Glyndŵr had a long standing relationship with Henry IV and a personal rivalry ensued between him and Prince Hal. After several months of siege, the defenders resolved to surrender the castle on 1 November (following negotiations by the Chancellor of the University of Oxford), but when the proposal was put to Glyndŵr, he threatened to execute the Welsh commander, took possession and directed the defence himself.
However Glyndŵr’s lack of sea power proved fatal and the castle finally fell to the besiegers at an uncertain date in the autumn of 1408 or early 1409, after their supplies had run out. From this point onwards, Glyndŵr was effectively no more than a guerrilla leader.

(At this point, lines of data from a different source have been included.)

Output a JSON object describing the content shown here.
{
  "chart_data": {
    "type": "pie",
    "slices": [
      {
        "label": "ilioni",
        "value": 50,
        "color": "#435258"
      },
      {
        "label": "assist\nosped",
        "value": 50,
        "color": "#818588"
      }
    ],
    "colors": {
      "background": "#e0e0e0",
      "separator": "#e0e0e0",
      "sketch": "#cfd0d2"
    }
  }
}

There are certain detailed references to the campaign:
· On the 12th January, 1405, Owain Glyndwr sealed his treaty with the French 'in our castle in Llanpadarn.'
· Prince Henry (Henry V) attacked the castle with siege engines and cannon. This was one of the first times cannon were used in Britain. The English failed to take the castle and Henry complained that he had to pawn his jewels in order to support the expenses of the siege.
· Aberystwyth Castle was garrisoned by a few soldiers during the 15th century (typically one man at arms and 12 archers). After the Castle was regained by the English from Owain Glyndwr, it was not kept in good repair. A man at arms might mean one swords man and three archers.
· The occupants of the Castle surrendered to Prince Henry on the 12th September, 1408 Maredudd ab Owain (Rhys Ddu's son in law) was handed over as a hostage at the siege with Thomas ap Rhydderch. Rhys ap Gruffydd ap Llywelyn ab Ieuan (or Jankyn) was one of the Welsh leaders who garrisoned Aberystwyth castle at the end of the siege. Maredudd ab Owain ap Gruffydd ab Einion also supported Glyndwr and had to pay £300 pledge for hostages who had been taken to secure the surrender of Aberystwyth castle.
The castle is within easy walking distance of the centre of Aberystwyth, within a stone’s throw of the seafront university buildings and stands on a route along the promenade. Aberystwyth, nestling between the Bay of Cardigan and the Cambrian Mountains is an exceedingly Welsh town and is already recognised as a cultural tourist destination. It has excellent train and bus connections from Birmingham, London as well as from south and north Wales. It is within easy travelling distance of the other Glyndŵr destinations of Pennal and Machynlleth, and is not too far south of Harlech Castle to travel in a day. The train journey along the north-west Wales coast between Harlech, Machynlleth and Aberystwyth is an added and uniquely spectacular treat for visitors.